I would say it seems like both space and time are emergent rather than fundamental. The clue to this is that time irreversability is about state spaces, probabilities, rather than geometry.
The fundamental laws are all time reversible (except deep inelastic scattering, involving the weak nuclear force). But quantum-states that start out pure, tend to become mixed; information spreads out. This asymmetry, directionality, is a type of pattern, that our minds need to perceive in one direction, because that represents information reaching us - moving differently through the state space would see information do the opposite of spreading out, which we would perceive as time going backwards; ie the reverse of perception, ie. we can't percieve it.

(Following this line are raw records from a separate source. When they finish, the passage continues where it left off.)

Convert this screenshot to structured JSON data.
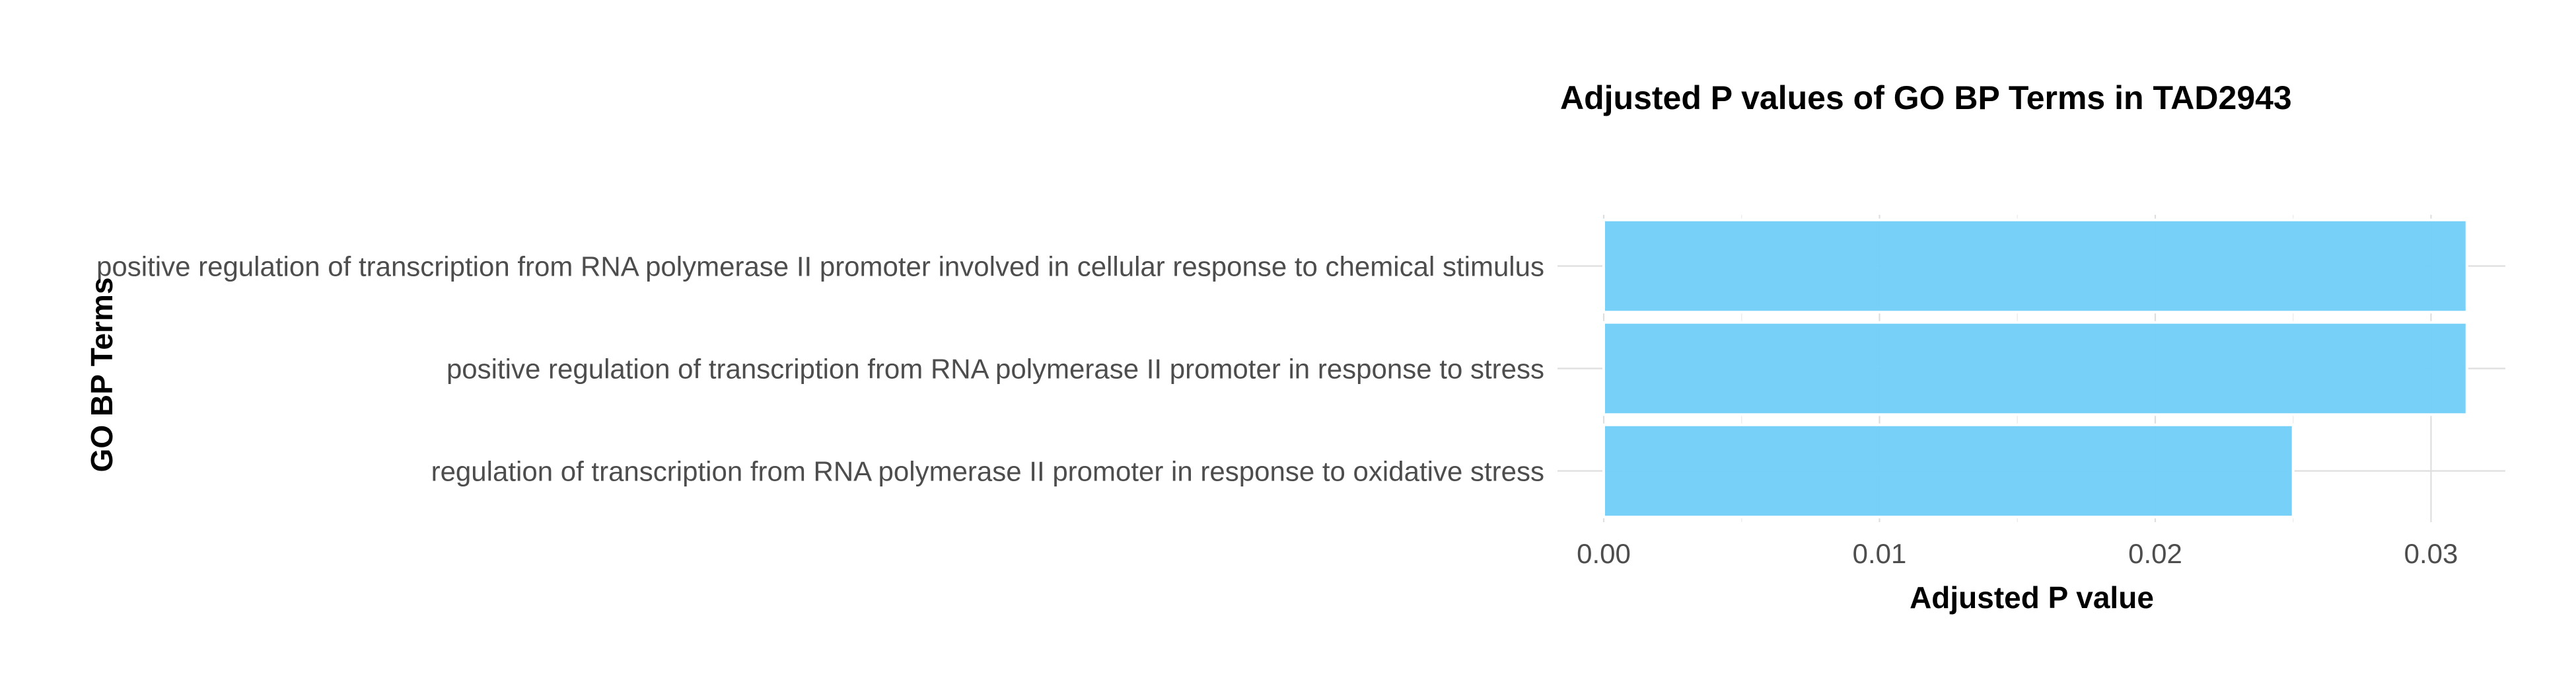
{
  "chart_data": {
    "type": "bar",
    "orientation": "horizontal",
    "title": "Adjusted P values of GO BP Terms in TAD2943",
    "xlabel": "Adjusted P value",
    "ylabel": "GO BP Terms",
    "categories": [
      "positive regulation of transcription from RNA polymerase II promoter involved in cellular response to chemical stimulus",
      "positive regulation of transcription from RNA polymerase II promoter in response to stress",
      "regulation of transcription from RNA polymerase II promoter in response to oxidative stress"
    ],
    "values": [
      0.0313,
      0.0313,
      0.025
    ],
    "xlim": [
      0,
      0.0328
    ],
    "xticks": [
      0,
      0.01,
      0.02,
      0.03
    ],
    "xtick_labels": [
      "0.00",
      "0.01",
      "0.02",
      "0.03"
    ],
    "grid": true,
    "legend": "none",
    "bar_color": "#72CEF8"
  }
}
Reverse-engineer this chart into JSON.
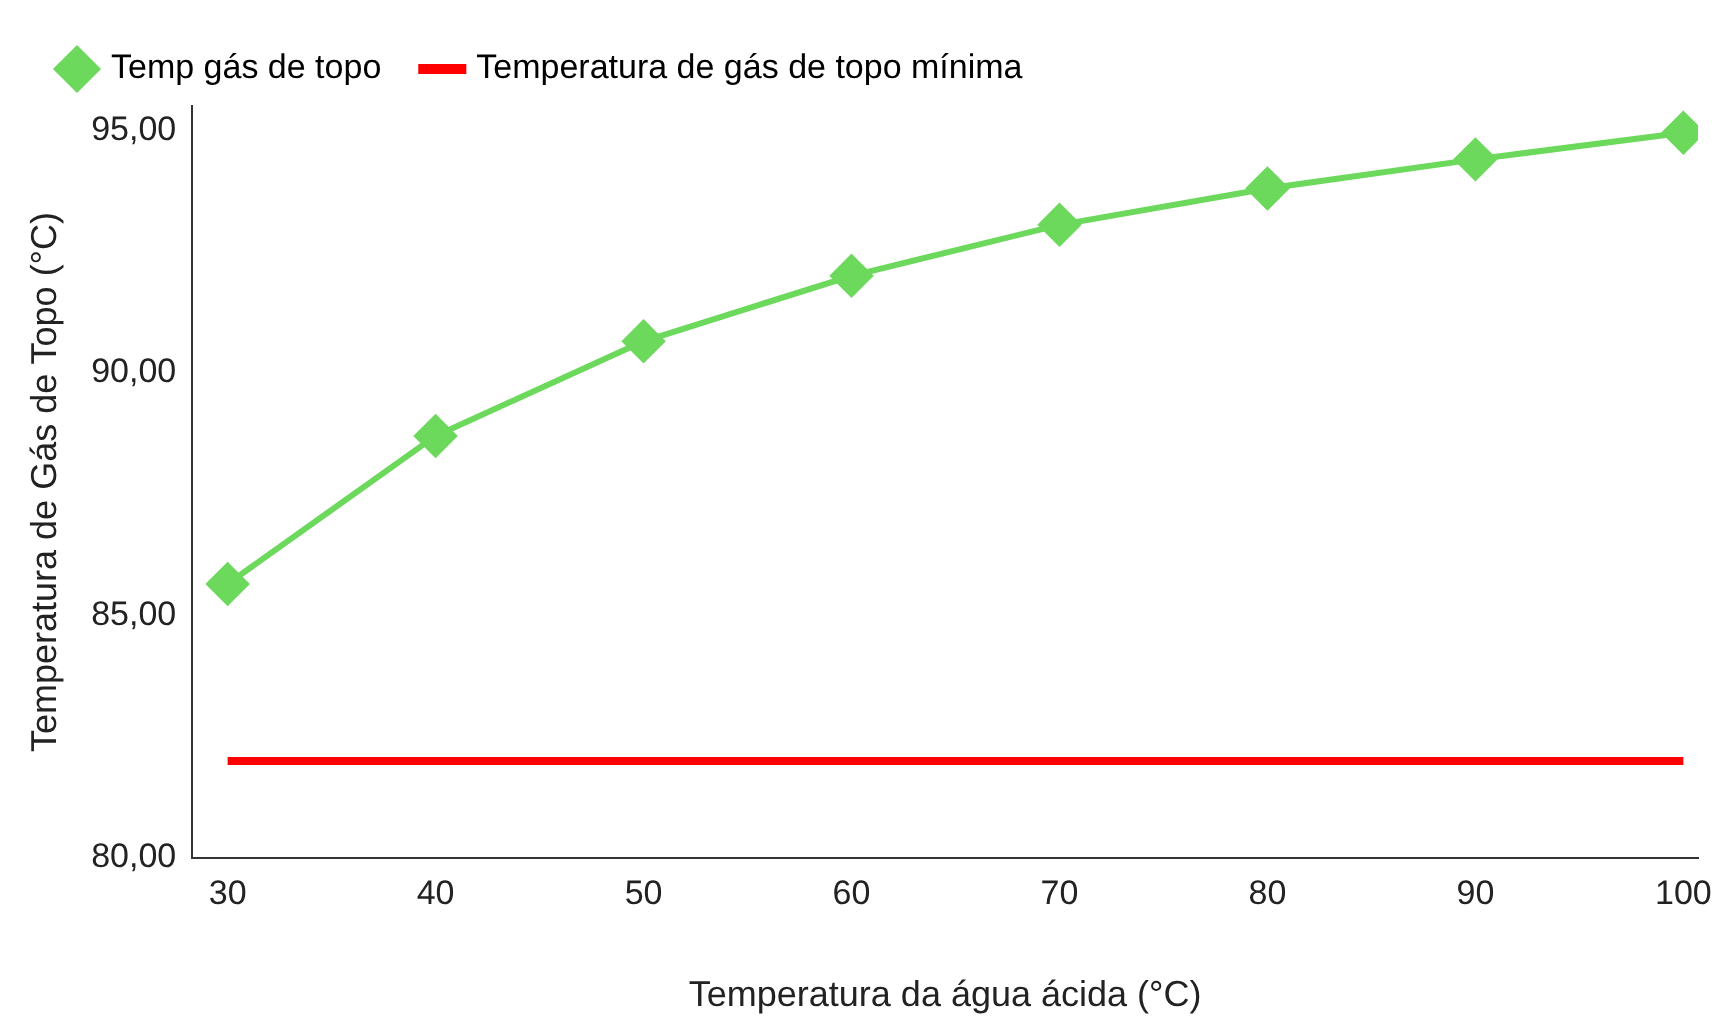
{
  "chart_data": {
    "type": "line",
    "xlabel": "Temperatura da água ácida (°C)",
    "ylabel": "Temperatura de Gás de Topo (°C)",
    "x": [
      30,
      40,
      50,
      60,
      70,
      80,
      90,
      100
    ],
    "series": [
      {
        "name": "Temp gás de topo",
        "color": "#6cd95c",
        "marker": "diamond",
        "values": [
          85.65,
          88.7,
          90.65,
          92.0,
          93.05,
          93.8,
          94.4,
          94.95
        ]
      },
      {
        "name": "Temperatura de gás de topo mínima",
        "color": "#ff0000",
        "marker": "none",
        "values": [
          82,
          82,
          82,
          82,
          82,
          82,
          82,
          82
        ]
      }
    ],
    "xlim": [
      28.3,
      100.7
    ],
    "xticks": [
      30,
      40,
      50,
      60,
      70,
      80,
      90,
      100
    ],
    "ylim": [
      80,
      95.5
    ],
    "yticks": [
      {
        "value": 80,
        "label": "80,00"
      },
      {
        "value": 85,
        "label": "85,00"
      },
      {
        "value": 90,
        "label": "90,00"
      },
      {
        "value": 95,
        "label": "95,00"
      }
    ],
    "grid": false,
    "legend": "top left"
  }
}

Looking at cyclical cosmologies like say Conformal Cyclic Cosmology, we can see this quality of time as linking together a LOT more states than if there was 'just' perfect symmetry.
I went into more detail in a recent answer here Why is the universe governed by very few laws of high generality instead of lots of particular ones?
To summarise in relation to your question:
In the beginning there was nothing, but being nothing it couldn't be certain about itself, and so the universe began. Gigantic state spaces that we can understand using just geometry, like E8, suggest our universe is something like a fracture plane in the state space of all possible universe-timelines, where the neat smoothness got 'caught' at an essentially random point. The anthropic principle requires to be in a fracture plane with certain properties, to be here to puzzle ourselves about it.